We get quite a lot of books in that are made up of ‘fun experiments’ to do, and often, if I am honest, they are trifle lame. Sanitised and safe,  they are the sort of ‘acid and baking powder’ experiment – of themselves entirely worthy, but not the sort of thing that would have interested me as teenager when I was blowing things up, making miniature rocket motors and trying to build a laser from scratch. This book, however, would have been right up my street.
Neil Downie does a lot of work with Saturday Morning science clubs, school science clubs and the like, and although they can be done in the home, these are often the sort of experiments that would benefit from that kind of environment. I could also, frankly, see grown up engineers doing this kind of thing in there spare time, just for a bit of fun.
It’s not that every experiment involves danger, although we do have a dramatic vacuum powered cannon, electrical explosives and more – but there isn’t the usual feel of restraint and ‘health and safety gone mad’, which is excellent. Each of the 72 experiments comes with detailed instructions, but also some learning information and perhaps best of all the opportunity to try things out. Downie doesn’t give you a rigid approach – often you are encouraged to experiment with different possibilities to make your experiment even better. This is wonderful – it is encouraging the real scientific/engineering spirit to get out there, get your hands dirty and try things out.
Obviously this doesn’t really work as a book to sit down and read cover to cover, but that’s not what it’s for.

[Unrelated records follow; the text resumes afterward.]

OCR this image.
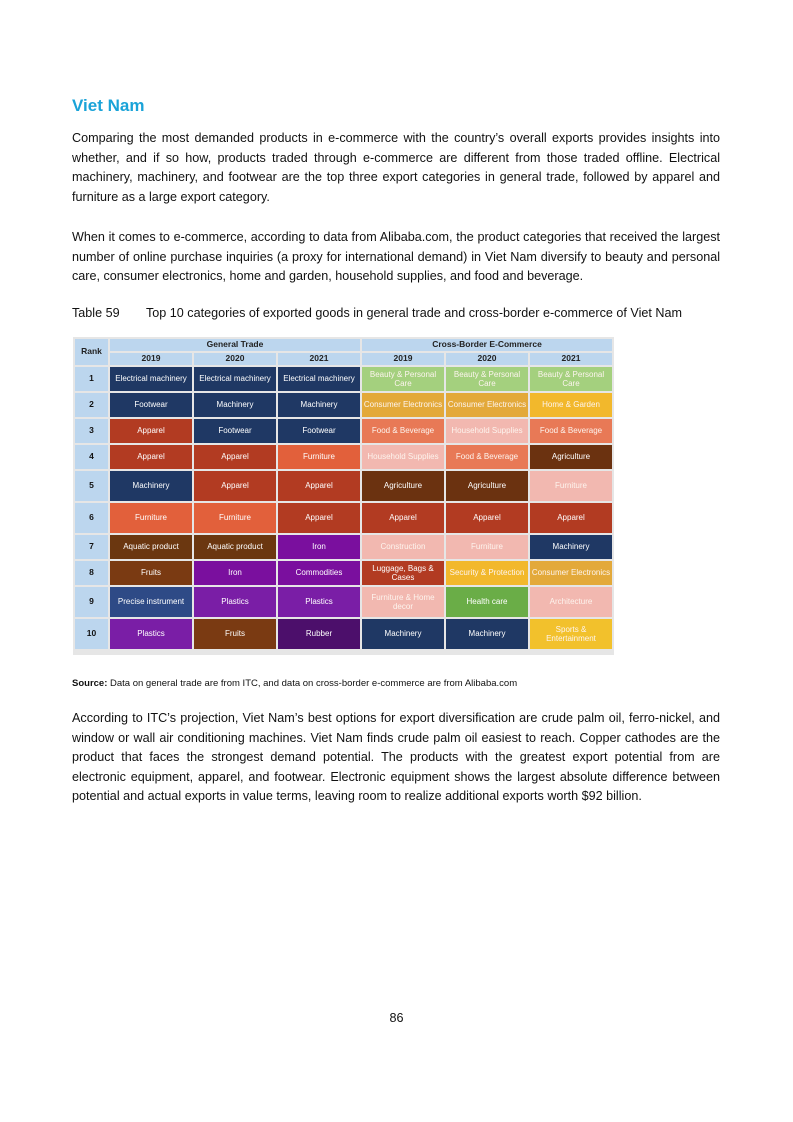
Viet Nam

Comparing the most demanded products in e-commerce with the country’s overall exports provides insights into whether, and if so how, products traded through e-commerce are different from those traded offline. Electrical machinery, machinery, and footwear are the top three export categories in general trade, followed by apparel and furniture as a large export category.

When it comes to e-commerce, according to data from Alibaba.com, the product categories that received the largest number of online purchase inquiries (a proxy for international demand) in Viet Nam diversify to beauty and personal care, consumer electronics, home and garden, household supplies, and food and beverage.

Table 59 Top 10 categories of exported goods in general trade and cross-border e-commerce of Viet Nam

Rank	General Trade			Cross-Border E-Commerce		
	2019	2020	2021	2019	2020	2021
1	Electrical machinery	Electrical machinery	Electrical machinery	Beauty & Personal Care	Beauty & Personal Care	Beauty & Personal Care
2	Footwear	Machinery	Machinery	Consumer Electronics	Consumer Electronics	Home & Garden
3	Apparel	Footwear	Footwear	Food & Beverage	Household Supplies	Food & Beverage
4	Apparel	Apparel	Furniture	Household Supplies	Food & Beverage	Agriculture
5	Machinery	Apparel	Apparel	Agriculture	Agriculture	Furniture
6	Furniture	Furniture	Apparel	Apparel	Apparel	Apparel
7	Aquatic product	Aquatic product	Iron	Construction	Furniture	Machinery
8	Fruits	Iron	Commodities	Luggage, Bags & Cases	Security & Protection	Consumer Electronics
9	Precise instrument	Plastics	Plastics	Furniture & Home decor	Health care	Architecture
10	Plastics	Fruits	Rubber	Machinery	Machinery	Sports & Entertainment

Source: Data on general trade are from ITC, and data on cross-border e-commerce are from Alibaba.com

According to ITC’s projection, Viet Nam’s best options for export diversification are crude palm oil, ferro-nickel, and window or wall air conditioning machines. Viet Nam finds crude palm oil easiest to reach. Copper cathodes are the product that faces the strongest demand potential. The products with the greatest export potential from are electronic equipment, apparel, and footwear. Electronic equipment shows the largest absolute difference between potential and actual exports in value terms, leaving room to realize additional exports worth $92 billion.

86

My only slight criticisms concern the writing style and the book’s cover. The writing style is a jarring cross-Atlantic combination, which feels a bit like an elderly school-teacher trying to be hip. Unless the photos are very old, Downie isn’t elderly, but he rather writes as if he is. As for the cover, the design looks very amateurish, and to make matters worse in a book that should have a reinforced (preferably blast-proof) plastic cover, it feels  very fragile – more paper than cardboard.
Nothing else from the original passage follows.